Now there’s a question to conjure with. Can’t you just hear the feature-bloat arguments extended to employees?

“I only asked you to document the network, Jill,” a systems manager might say. “Your recommendations on how we can optimize it wasted space on the server and made me spend more time reading your report.”

The answer to my colleague’s question, then, is a resounding, “Yes, and ain’t it a shame?”

We’ve come a long way from the check-your-brains-at-the-door days, but nowhere near far enough. Most of us do understand the benefits of empowering employees, pushing decisions out to the people who do the day-to-day work. We do require thinking rather than forbidding it like we used to. That’s good.

It’s good, but it isn’t good enough, because when you’re in a leadership role you don’t get the most out of your employees by keeping them in their comfort zones.

Here’s an exercise for you. For each of your direct reports, list three responsibilities you think they’re capable of that aren’t part of their current job but are part of your department’s charter.
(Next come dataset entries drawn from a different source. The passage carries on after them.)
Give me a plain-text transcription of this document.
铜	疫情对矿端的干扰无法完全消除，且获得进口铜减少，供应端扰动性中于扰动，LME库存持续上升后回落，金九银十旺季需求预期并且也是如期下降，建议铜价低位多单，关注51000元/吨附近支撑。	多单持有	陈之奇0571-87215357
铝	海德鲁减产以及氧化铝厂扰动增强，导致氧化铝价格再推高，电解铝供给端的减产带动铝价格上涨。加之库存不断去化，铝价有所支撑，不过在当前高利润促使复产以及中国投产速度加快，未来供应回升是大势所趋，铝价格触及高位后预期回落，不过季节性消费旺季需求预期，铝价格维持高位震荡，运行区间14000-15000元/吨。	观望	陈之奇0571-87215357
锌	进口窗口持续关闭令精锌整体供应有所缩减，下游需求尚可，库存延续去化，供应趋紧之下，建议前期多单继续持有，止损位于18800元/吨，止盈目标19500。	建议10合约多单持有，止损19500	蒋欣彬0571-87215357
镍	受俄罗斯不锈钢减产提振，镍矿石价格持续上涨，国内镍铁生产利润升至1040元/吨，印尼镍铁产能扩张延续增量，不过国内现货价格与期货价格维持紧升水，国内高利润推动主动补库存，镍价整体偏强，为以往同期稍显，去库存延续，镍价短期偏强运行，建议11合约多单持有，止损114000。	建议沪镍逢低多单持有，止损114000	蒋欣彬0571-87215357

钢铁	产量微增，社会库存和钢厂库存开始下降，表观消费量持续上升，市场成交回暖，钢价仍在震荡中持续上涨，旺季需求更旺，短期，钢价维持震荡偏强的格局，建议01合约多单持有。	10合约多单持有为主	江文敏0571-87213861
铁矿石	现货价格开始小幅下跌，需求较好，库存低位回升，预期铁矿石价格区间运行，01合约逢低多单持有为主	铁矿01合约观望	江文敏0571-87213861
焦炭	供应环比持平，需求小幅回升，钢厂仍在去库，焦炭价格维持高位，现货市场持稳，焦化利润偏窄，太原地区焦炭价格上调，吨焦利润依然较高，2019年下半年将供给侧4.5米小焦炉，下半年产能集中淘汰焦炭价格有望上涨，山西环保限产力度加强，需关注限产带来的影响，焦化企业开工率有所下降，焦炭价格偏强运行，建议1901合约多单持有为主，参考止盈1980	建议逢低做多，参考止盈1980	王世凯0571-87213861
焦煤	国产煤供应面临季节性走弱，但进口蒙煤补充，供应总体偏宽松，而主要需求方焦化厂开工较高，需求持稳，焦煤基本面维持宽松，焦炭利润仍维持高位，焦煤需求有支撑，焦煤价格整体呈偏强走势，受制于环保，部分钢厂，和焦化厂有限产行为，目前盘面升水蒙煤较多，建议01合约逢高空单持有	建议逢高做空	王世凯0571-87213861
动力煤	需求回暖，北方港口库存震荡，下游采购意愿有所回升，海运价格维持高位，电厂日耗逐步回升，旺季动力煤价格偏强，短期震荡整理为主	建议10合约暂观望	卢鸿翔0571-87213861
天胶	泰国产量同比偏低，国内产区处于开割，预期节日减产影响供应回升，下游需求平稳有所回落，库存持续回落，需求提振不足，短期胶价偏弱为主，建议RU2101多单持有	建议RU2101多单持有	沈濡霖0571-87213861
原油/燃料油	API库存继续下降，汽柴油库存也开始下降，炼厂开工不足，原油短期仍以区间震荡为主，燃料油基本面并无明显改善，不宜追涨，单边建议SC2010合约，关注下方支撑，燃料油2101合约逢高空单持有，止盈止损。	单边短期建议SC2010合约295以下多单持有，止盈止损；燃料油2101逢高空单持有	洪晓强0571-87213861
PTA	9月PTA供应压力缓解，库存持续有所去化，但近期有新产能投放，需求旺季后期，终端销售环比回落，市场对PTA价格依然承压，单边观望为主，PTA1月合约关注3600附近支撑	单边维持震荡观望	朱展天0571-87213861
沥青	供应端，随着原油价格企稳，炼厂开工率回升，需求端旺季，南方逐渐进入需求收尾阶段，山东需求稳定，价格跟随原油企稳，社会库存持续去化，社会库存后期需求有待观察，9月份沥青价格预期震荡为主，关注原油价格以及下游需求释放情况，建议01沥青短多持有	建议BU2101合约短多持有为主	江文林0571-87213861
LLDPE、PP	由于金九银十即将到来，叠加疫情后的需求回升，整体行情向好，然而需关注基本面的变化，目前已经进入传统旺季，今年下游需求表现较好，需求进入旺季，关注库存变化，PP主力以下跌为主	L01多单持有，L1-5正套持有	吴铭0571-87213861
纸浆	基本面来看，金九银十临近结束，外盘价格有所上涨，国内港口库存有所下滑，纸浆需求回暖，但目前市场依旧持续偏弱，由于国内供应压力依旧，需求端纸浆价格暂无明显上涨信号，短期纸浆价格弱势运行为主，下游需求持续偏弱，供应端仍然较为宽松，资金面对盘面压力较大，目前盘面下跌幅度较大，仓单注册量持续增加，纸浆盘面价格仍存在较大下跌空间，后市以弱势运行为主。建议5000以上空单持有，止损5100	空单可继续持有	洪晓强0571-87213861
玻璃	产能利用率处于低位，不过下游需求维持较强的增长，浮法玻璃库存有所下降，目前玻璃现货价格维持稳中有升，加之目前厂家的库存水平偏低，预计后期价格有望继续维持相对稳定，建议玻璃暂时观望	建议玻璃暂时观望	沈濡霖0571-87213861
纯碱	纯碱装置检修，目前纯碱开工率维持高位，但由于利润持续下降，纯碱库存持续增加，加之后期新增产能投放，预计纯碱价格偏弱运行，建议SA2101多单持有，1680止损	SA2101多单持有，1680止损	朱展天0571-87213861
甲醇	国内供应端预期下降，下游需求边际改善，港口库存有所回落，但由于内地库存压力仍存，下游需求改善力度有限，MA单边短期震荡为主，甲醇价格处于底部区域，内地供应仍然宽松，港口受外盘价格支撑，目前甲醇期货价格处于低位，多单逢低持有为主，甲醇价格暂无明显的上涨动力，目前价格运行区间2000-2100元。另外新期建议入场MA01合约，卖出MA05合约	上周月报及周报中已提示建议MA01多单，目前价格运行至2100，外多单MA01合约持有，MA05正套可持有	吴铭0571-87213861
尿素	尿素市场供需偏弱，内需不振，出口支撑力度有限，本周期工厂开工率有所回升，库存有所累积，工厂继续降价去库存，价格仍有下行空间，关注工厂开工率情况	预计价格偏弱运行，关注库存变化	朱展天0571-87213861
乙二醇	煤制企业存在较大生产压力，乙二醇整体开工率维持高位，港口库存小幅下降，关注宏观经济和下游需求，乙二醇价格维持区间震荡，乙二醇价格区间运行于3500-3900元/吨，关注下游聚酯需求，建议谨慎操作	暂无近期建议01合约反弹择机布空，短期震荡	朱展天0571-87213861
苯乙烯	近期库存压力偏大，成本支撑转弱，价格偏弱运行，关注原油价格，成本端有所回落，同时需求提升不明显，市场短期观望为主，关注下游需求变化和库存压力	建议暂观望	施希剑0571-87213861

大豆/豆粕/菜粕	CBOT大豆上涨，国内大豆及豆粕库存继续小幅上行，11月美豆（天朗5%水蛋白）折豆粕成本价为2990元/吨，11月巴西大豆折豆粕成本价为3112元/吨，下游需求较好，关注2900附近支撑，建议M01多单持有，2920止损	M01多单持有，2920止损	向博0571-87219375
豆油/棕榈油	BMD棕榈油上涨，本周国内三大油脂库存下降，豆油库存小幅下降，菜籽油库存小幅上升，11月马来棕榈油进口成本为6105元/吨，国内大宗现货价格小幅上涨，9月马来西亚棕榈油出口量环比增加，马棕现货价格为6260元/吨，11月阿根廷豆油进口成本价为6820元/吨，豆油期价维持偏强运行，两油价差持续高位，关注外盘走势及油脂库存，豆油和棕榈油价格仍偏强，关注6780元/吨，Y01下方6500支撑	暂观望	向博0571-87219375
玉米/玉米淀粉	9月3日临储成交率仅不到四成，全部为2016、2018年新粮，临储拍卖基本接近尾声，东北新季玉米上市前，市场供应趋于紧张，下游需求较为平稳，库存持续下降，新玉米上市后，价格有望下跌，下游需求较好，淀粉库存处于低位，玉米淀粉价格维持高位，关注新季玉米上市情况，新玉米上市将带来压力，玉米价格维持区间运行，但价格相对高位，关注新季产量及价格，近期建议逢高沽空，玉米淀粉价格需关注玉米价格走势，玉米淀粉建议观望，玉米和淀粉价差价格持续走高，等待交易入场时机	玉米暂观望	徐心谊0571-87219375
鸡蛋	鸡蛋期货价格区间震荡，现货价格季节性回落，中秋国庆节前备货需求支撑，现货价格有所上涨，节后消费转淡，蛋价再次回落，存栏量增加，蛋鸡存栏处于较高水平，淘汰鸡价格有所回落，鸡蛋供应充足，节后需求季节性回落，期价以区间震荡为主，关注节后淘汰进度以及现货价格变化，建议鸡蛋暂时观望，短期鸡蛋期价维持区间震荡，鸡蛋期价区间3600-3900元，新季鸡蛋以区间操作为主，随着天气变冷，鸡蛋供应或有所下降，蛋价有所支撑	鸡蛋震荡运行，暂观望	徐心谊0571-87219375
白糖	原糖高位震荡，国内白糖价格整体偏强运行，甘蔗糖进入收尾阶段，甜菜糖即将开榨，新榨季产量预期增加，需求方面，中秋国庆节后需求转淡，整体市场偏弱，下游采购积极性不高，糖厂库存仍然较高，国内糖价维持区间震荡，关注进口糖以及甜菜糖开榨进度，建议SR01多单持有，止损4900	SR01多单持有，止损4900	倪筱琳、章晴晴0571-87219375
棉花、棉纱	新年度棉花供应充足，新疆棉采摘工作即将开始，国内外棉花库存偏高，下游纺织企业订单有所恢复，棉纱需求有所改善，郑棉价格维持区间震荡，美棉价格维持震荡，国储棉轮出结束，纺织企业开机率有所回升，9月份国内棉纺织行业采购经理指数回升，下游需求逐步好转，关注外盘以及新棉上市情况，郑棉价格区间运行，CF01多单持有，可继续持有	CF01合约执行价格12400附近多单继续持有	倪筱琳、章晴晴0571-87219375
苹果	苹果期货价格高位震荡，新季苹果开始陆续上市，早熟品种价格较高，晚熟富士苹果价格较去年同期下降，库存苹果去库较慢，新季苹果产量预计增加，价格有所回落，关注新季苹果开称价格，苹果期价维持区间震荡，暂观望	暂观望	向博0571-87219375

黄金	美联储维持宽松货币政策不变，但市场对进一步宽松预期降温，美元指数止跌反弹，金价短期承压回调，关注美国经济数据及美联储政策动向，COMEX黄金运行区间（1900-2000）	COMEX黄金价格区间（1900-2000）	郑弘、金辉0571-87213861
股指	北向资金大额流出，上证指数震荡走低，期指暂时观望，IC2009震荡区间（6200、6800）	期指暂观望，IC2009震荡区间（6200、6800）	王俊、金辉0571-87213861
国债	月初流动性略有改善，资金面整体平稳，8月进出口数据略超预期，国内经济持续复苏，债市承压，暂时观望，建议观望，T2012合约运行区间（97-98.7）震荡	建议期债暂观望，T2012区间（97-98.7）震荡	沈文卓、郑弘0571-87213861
Now ask your direct reports to do the same for themselves, and compare their thoughts to your own. Your list is a set of menu options the employee has never clicked on; their list describes features and capabilities you’ve never tried to use.

Every employee should have stretch assignments – responsibilities that require unproven skills and abilities – on a regular basis. In the list you and your employees have just created are the opportunities. Stretch assignments are good for both of you. For the employee, a stretch assignment is the fuel that propels career growth. For you, stretch assignments expand the capabilities of your department.

The rules for stretch assignments are simple. First, they have to be important, but not vital. By definition, they’re riskier than other assignments, so while success has to generate real benefit, failure shouldn’t result in serious harm.

Second, don’t expect perfection. People rarely do things perfectly on the first try. Sometimes, a feature is buggy in the first release but gets better in the next one. Employees should se stretch assignments as opportunities, not as potential career busters.

Third and last, you must offer enough support that the employee can succeed, but not so much that you eliminate the risk of failure. When employees can’t fail … when they don’t make real decisions, deal with real uncertainty along the way, and make the correct choices when doing so … they can’t succeed, because without the possibility of failure there is no success, only completion.